Pendant plus de 1 600 ans, le Pharos d’Alexandrie – un phare de 460 pieds – a été un phare d’ambition et de prouesses techniques dans le monde antique. Considérée comme l’une des Sept Merveilles, elle guidait les navires vers le port dangereux de l’Égypte ptolémaïque, deuxième en hauteur après la Grande Pyramide de Gizeh. Bien qu’elle ait survécu à d’innombrables tremblements de terre, un tsunami dévastateur en 1303 après J.-C. a finalement détruit la structure, suivi d’un effondrement complet deux décennies plus tard. Les ruines ont ensuite disparu sous les vagues, devenant un éparpillement sous-marin de pierres et de fragments.

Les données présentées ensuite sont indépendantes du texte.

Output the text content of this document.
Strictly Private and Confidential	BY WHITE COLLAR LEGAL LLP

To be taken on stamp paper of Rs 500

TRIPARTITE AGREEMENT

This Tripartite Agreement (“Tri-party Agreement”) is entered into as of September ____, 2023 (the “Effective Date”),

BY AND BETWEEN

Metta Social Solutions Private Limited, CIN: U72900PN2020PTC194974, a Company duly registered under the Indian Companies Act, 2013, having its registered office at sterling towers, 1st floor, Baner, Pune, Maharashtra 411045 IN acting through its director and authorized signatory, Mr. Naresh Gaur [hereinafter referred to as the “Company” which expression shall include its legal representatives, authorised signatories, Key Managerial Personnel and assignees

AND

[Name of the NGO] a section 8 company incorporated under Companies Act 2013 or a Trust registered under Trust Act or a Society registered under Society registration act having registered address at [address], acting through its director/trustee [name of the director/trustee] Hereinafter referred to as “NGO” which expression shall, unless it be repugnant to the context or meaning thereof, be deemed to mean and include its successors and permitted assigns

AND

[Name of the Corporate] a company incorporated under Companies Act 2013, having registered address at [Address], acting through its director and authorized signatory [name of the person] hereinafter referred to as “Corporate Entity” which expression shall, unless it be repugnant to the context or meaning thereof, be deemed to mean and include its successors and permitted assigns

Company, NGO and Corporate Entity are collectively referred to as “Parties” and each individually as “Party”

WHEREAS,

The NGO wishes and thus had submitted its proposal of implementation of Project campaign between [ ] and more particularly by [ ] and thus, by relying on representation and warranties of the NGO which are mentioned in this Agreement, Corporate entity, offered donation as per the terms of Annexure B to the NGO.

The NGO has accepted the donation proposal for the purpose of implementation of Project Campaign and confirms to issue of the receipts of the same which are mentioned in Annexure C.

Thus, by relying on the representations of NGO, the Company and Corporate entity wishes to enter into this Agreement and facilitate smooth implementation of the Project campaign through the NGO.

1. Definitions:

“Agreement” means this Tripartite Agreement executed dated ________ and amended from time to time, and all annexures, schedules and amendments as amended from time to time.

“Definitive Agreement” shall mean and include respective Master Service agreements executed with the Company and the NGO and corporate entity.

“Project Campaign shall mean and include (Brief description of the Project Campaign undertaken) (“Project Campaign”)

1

Le défi de la reconstruction
Aujourd’hui, le Pharos n’existe que dans des récits historiques et des vestiges fragmentés. Le site est notoirement difficile à fouiller : la visibilité est mauvaise, les fonds marins sont inégaux et les couches de sédiments sont indistinctes. Comme l’explique l’archéologue Isabelle Hairy, « les fragments architecturaux gisent dispersés sur 18 acres sous l’eau ». Cela rend les méthodes archéologiques traditionnelles peu pratiques.

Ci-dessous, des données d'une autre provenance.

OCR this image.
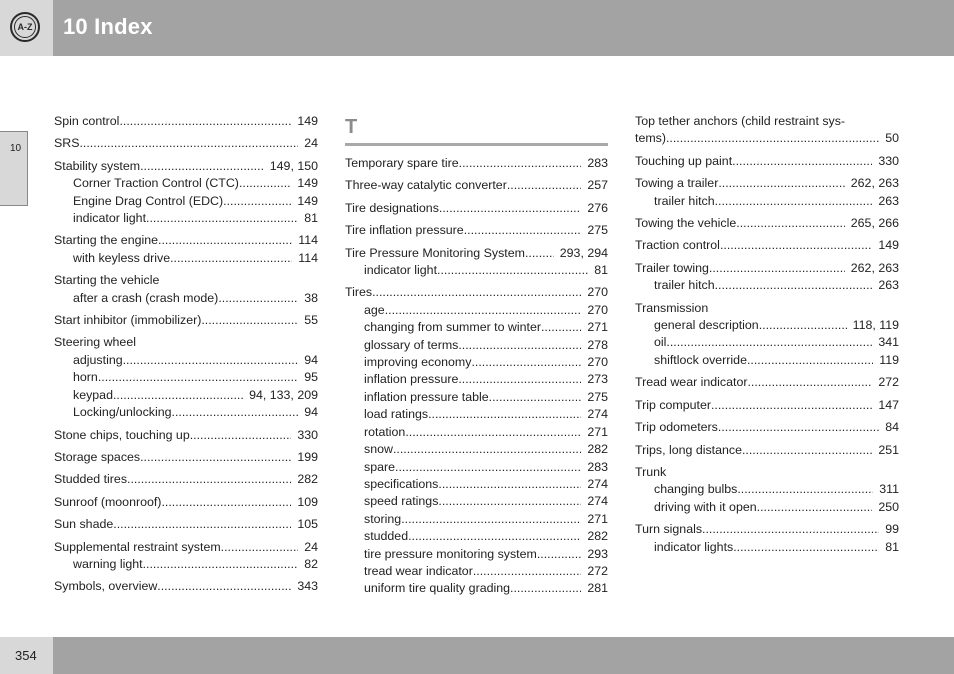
A-Z 10 Index
10
Spin control .....	149
SRS .....	24
Stability system .....	149, 150
Corner Traction Control (CTC) .....	149
Engine Drag Control (EDC) .....	149
indicator light .....	81
Starting the engine .....	114
with keyless drive .....	114
Starting the vehicle
after a crash (crash mode) .....	38
Start inhibitor (immobilizer) .....	55
Steering wheel
adjusting .....	94
horn .....	95
keypad .....	94, 133, 209
Locking/unlocking .....	94
Stone chips, touching up .....	330
Storage spaces .....	199
Studded tires .....	282
Sunroof (moonroof) .....	109
Sun shade .....	105
Supplemental restraint system .....	24
warning light .....	82
Symbols, overview .....	343
T
Temporary spare tire .....	283
Three-way catalytic converter .....	257
Tire designations .....	276
Tire inflation pressure .....	275
Tire Pressure Monitoring System .....	293, 294
indicator light .....	81
Tires .....	270
age .....	270
changing from summer to winter .....	271
glossary of terms .....	278
improving economy .....	270
inflation pressure .....	273
inflation pressure table .....	275
load ratings .....	274
rotation .....	271
snow .....	282
spare .....	283
specifications .....	274
speed ratings .....	274
storing .....	271
studded .....	282
tire pressure monitoring system .....	293
tread wear indicator .....	272
uniform tire quality grading .....	281
Top tether anchors (child restraint sys-
tems) .....	50
Touching up paint .....	330
Towing a trailer .....	262, 263
trailer hitch .....	263
Towing the vehicle .....	265, 266
Traction control .....	149
Trailer towing .....	262, 263
trailer hitch .....	263
Transmission
general description .....	118, 119
oil .....	341
shiftlock override .....	119
Tread wear indicator .....	272
Trip computer .....	147
Trip odometers .....	84
Trips, long distance .....	251
Trunk
changing bulbs .....	311
driving with it open .....	250
Turn signals .....	99
indicator lights .....	81
354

Un jumeau numérique émerge
Au cours des quatre dernières années, le Dr Hairy a dirigé le Projet Pharos, un effort multidisciplinaire visant à reconstruire numériquement le phare. L’équipe, composée d’historiens, de numismates, d’architectes et de programmeurs graphiques, reconstruit efficacement la structure bloc par bloc virtuel. En analysant environ 5 000 fragments récupérés, ils procèdent à une ingénierie inverse du Pharos à partir des preuves de son effondrement final.
Pourquoi c’est important
Le phare n’était pas seulement une aide à la navigation ; c’était un symbole de la domination culturelle et technologique de l’ancienne Alexandrie. Sa destruction a marqué la fin d’une époque et sa résurrection numérique offre une occasion unique d’étudier l’ingénierie hellénistique, l’urbanisme et l’impact des catastrophes naturelles sur les civilisations anciennes. Le projet Pharos est plus qu’une simple reconstruction ; c’est une renaissance d’un héritage perdu.
Le travail de l’équipe promet non seulement une reconstruction virtuelle, mais aussi une compréhension plus approfondie de la façon dont le Pharos a été construit, entretenu et finalement détruit. Cet effort garantit que même si la pierre s’est effondrée, l’histoire du phare perdurera.